GOP senators 'cautiously optimistic' they won't fail to repeal Obamacare again

WASHINGTON — As Senate Republicans barrel forward with another — and possibly — final attempt to repeal and replace the Affordable Care Act, the bill’s architects are staying cautious in the event it ends in failure.

The bill is being pushed through the Senate using the reconciliation process, which allows Republicans to bypass a filibuster and pass the legislation with a simple majority. In a Senate where Republicans have only a two-vote majority, any defectors can derail the process like they did during the last attempt in July.

Louisiana Sen. Bill Cassidy, who is one of the bill’s co-authors, said he could not determine the current vote count or whether it was likely to pass.

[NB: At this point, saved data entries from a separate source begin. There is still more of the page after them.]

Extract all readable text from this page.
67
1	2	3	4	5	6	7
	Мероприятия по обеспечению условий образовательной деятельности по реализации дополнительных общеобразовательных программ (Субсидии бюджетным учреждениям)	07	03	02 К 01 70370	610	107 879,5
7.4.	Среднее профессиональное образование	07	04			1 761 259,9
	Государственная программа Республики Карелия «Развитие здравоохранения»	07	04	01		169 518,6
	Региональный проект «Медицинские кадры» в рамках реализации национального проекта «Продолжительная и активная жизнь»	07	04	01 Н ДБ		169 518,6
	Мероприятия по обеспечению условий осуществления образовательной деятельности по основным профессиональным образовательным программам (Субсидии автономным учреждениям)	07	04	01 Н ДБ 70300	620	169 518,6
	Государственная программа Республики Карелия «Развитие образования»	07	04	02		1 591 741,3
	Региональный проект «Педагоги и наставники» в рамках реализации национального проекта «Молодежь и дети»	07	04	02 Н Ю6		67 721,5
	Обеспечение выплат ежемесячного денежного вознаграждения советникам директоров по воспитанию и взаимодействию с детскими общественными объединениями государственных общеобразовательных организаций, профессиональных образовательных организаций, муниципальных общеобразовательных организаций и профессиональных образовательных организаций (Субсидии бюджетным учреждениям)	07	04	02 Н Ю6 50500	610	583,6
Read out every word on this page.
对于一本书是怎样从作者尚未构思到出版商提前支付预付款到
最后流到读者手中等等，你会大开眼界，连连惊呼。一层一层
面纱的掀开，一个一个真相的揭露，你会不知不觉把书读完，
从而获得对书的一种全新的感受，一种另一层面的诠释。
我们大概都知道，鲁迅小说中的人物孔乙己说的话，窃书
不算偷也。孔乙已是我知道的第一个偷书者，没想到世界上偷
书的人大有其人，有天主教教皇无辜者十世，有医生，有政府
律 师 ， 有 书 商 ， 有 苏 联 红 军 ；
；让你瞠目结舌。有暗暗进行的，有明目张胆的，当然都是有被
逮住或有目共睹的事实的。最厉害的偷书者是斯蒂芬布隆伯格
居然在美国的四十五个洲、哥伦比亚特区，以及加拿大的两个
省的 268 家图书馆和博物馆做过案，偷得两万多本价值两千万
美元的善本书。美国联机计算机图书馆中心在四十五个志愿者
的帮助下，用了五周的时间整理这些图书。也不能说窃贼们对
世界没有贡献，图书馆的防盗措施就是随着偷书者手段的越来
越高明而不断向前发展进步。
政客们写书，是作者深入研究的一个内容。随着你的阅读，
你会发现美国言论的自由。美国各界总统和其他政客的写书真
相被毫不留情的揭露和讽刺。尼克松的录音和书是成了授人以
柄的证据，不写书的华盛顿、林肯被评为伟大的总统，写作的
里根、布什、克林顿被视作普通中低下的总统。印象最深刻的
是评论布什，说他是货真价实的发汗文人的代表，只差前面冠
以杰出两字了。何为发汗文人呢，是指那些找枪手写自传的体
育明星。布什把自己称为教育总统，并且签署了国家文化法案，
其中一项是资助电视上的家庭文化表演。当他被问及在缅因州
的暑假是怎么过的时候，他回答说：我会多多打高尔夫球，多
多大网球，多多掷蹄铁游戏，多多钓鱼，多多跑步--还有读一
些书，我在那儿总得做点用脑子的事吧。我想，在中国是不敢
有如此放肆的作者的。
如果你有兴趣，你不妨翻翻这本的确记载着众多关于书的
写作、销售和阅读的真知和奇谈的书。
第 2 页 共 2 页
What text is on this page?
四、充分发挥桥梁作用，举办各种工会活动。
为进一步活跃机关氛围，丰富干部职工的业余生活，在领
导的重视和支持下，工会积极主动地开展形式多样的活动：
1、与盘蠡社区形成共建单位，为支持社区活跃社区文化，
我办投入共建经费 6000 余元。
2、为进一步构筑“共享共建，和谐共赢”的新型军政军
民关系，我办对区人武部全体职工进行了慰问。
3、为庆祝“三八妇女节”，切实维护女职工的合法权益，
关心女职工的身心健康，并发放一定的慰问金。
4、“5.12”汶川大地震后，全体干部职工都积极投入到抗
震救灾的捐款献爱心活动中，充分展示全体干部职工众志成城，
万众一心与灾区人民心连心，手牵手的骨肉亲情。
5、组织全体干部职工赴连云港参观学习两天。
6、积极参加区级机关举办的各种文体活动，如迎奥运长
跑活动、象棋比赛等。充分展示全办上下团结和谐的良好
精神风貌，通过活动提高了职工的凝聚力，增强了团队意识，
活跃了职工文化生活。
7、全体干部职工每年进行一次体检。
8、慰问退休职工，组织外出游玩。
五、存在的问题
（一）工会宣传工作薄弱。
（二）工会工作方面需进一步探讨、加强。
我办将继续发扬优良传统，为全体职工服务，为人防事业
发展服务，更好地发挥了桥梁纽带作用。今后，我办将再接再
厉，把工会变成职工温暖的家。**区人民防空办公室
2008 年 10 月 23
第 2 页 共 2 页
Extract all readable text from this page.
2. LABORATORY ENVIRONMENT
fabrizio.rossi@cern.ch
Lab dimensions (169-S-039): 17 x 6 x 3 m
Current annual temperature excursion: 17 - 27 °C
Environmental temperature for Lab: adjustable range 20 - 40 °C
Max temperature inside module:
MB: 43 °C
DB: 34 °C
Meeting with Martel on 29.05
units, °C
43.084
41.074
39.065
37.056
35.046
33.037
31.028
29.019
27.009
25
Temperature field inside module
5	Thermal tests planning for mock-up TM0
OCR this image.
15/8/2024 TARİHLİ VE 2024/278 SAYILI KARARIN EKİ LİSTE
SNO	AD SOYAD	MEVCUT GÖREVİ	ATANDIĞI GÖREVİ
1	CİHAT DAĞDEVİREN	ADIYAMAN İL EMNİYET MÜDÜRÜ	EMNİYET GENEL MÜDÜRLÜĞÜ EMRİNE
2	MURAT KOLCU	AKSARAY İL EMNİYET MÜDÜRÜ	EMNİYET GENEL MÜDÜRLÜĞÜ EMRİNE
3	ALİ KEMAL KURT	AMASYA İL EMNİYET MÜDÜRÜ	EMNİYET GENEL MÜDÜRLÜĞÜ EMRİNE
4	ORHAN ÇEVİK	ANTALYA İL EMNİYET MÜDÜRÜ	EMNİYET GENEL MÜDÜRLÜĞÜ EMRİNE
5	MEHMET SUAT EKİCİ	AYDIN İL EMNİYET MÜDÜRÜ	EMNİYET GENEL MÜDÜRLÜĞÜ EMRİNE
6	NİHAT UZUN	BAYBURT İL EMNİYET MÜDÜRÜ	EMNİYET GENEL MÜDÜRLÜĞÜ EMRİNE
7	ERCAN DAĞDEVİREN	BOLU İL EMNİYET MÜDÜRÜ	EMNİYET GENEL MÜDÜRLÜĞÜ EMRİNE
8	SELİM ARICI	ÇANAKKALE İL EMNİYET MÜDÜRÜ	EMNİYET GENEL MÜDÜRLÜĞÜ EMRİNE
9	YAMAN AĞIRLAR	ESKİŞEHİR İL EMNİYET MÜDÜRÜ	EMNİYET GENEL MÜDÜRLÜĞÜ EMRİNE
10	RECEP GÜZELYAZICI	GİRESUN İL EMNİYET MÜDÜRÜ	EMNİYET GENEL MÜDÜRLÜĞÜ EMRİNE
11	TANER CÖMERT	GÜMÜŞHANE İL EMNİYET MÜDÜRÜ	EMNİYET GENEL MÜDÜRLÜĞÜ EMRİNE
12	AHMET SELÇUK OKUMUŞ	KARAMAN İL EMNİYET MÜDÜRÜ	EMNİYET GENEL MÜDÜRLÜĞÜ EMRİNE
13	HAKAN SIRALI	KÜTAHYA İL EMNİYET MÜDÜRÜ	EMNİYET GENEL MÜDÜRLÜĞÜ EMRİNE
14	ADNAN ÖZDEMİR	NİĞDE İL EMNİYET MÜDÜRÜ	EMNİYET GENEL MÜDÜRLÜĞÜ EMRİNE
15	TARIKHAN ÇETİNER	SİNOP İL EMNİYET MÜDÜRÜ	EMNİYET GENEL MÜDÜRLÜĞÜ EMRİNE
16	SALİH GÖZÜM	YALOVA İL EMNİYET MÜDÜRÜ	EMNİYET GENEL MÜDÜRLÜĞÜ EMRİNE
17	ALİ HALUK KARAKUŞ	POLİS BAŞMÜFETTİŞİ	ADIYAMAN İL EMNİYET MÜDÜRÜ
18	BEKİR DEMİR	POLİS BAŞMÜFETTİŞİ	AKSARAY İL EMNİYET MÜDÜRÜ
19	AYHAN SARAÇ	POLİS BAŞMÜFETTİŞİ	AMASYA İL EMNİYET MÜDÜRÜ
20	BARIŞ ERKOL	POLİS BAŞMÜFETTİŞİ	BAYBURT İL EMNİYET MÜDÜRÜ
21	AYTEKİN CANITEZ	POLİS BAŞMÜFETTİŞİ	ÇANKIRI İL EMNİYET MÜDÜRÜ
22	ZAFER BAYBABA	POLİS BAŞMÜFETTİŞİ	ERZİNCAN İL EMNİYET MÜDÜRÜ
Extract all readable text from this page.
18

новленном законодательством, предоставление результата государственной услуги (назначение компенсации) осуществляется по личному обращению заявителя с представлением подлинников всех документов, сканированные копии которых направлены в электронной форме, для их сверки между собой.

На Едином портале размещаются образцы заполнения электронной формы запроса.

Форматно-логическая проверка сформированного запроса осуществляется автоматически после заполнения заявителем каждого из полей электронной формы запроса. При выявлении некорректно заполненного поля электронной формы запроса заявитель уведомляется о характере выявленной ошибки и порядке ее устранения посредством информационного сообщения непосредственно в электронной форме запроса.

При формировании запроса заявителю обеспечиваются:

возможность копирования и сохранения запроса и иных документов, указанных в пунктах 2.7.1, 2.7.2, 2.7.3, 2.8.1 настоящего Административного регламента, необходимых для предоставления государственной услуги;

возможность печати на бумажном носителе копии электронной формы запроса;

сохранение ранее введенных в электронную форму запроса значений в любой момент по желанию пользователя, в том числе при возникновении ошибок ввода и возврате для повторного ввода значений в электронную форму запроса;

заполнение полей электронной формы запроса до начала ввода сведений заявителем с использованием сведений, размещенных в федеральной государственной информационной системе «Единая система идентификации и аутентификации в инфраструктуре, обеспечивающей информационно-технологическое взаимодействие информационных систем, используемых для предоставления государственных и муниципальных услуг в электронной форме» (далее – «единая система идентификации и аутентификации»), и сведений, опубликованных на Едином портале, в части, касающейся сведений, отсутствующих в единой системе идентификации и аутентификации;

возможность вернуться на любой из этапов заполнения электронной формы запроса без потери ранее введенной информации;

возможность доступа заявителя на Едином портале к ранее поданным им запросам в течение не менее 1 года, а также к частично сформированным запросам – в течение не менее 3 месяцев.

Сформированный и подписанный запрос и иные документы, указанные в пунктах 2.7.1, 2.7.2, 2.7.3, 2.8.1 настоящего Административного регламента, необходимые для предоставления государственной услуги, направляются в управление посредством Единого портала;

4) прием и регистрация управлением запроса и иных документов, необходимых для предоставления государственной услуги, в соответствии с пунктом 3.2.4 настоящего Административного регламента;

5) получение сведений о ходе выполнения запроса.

“I’m still cautiously optimistic but there’s a lot of moving parts.” said Sen. Ron Johnson of Wisconsin, another one of the bill’s architects. “It’s kind of coming together.”

Arizona Sen. John McCain, who was one of the deciding votes against the previous Obamacare repeal effort, told reporters he is undecided on the bill. McCain said that while he is not waiting for an official analysis from the nonpartisan Congressional Budget Office, he wants the bill to be passed through regular order.

“I am going to continue to look at this as the process goes on,” McCain said. “I want a regular order and that’s what I said a week ago — two weeks ago.”

While a handful of moderate Republicans are still mulling their support, the only vocal GOP senator to come out strongly against the bill is Rand Paul of Kentucky.

“You know I’ll do everything I can to describe this as keeping Obamacare, Obamacare lite,” Paul said. “But I oppose it and we’ll see what happens.”

Meanwhile, Senate Democrats are left on the sidelines as Republicans whip the votes in their own conference. Through the reconciliation process, they do not have much, if any, options to block the bill.

However, Senate Minority Leader Chuck Schumer said in a press conference earlier Monday that he is exploring any and all ways his conference can prevent the Graham-Cassidy bill from passing.

“Look, this is so outrageous and so harmful that we’re going to look at every possible way to slow this bill down,” Schumer said.

One of the things Schumer wants to do is get a concrete score from the Congressional Budget Office, which he believes would shine a light on the ramifications of the bill if it were to become law.

“It would be outrageous for our Republican colleagues to vote for this bill without knowing its effect on people,” Schumer added. “That — whatever your ideology — would be nothing short of a disgrace.”

But the CBO announced in a statement Monday that it will only be able to provide a preliminary score of the bill, without any “point estimates of the effects on the deficit, health insurance coverage, or premiums for at least several weeks.”